C’est guillaume Denoix de Saint Marc, qui est porte-parole de l’AfVT, qui m’avait dit en 2017 : « Dans deux ans, ce sera les trente ans, tu prendras la parole. »
Bon, très bien. Bel exercice.
Lors de cette prise de parole, j’avais d’abord remercié Guillaume pour avoir sollicité mon témoignage à l’occasion de ce dernier hommage national aux victimes du terrorisme du 19 septembre.
J’avais donc évoqué la mémoire de Jean-Paul, médecin, parti au Soudan, en mission humanitaire avec MSF le 12 octobre 1989. Lors de cette prise de parole, j’avais rappelé le contexte africain, politique et terroriste de l’époque. J’avais rappelé qu’à peine un mois plus tôt, l’attentat du DC 10 avait suivi de quinze jours la signature du compromis d’Alger qui anéantissait toutes possibilités d’un règlement bilatéral du différend territorial entre Tripoli et N’Djamena sur la question de la bande d’Aozou dans lequel la France aurait pu jouer un éventuel rôle arbitral. J’avais rappelé également que le coup d’Etat d’Omar El Bechir du 30 juin avait préservé l’accord militaire entre Khartoum et Tripoli.

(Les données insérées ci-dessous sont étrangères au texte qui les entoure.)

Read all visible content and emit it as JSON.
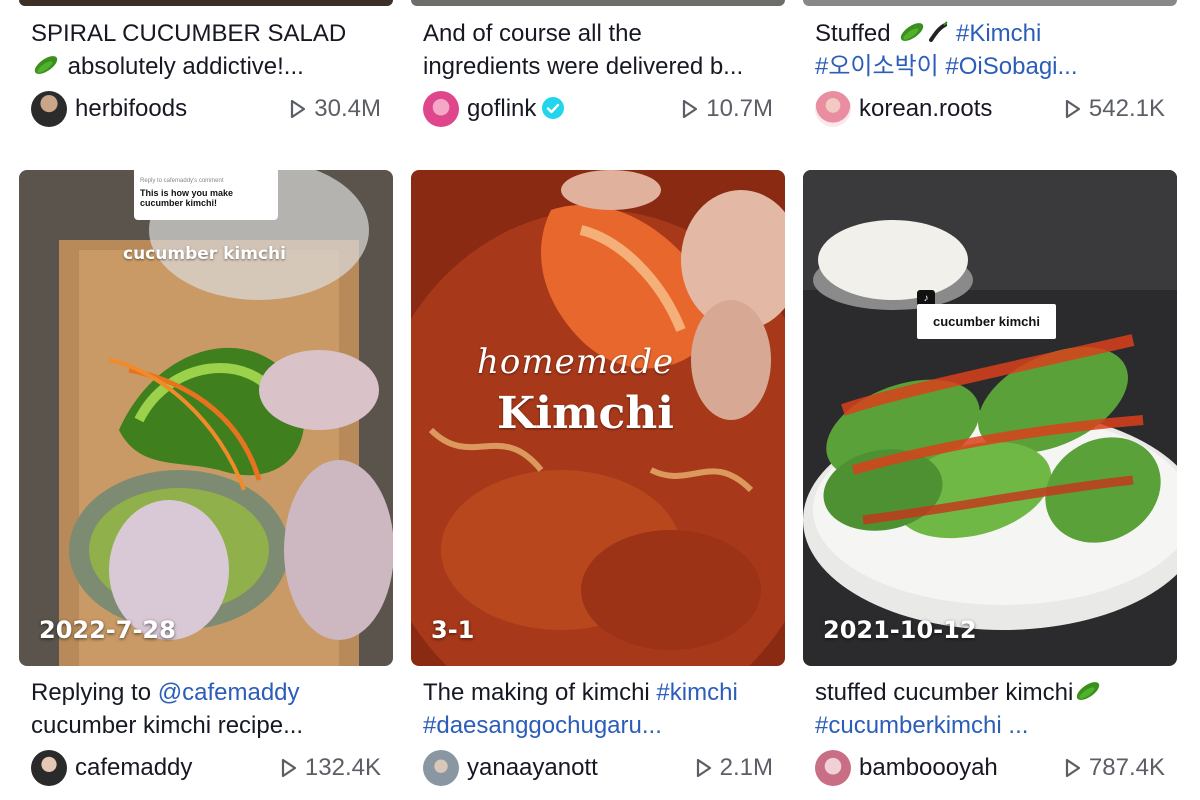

On ne savait pas encore que le prochain chef de l’Etat tchadien serait Idriss Déby, son ascension devait se faire dans le plus grand secret. Il avait fait son action du 1er avril sept mois plus tôt et était au Darfour, la province de l’est soudanais frontalière avec le Tchad. Il regroupait autour de lui les forces politico-militaires du mouvement qui allaient bientôt devenir le MPS, Mouvement patriotique du salut.
MSF notait qu’il n’y avait jamais eu, dans la région, un tel niveau d’activité guerrière. Au Soudan, la rébellion de John Garang luttait contre la politique islamique de Khartoum depuis 1983. Le conflit sud-soudanais avait pourtant failli trouver son issu en mars 1989 mais Omar El Bechir avait renversé le régime de Sadek El Mahdi le 30 juin anéantissant les conditions de la paix pour le sud et changeant la donne géopolitique de la région.
Lors de cet hommage, j’avais donné la parole à Jean-Paul à travers une des dernières lettres que nous avons reçues de lui. Il s’adressait alors à sa sœur Nicole qui est musicienne. Cette lettre est dans le livre, avec toutes les autres.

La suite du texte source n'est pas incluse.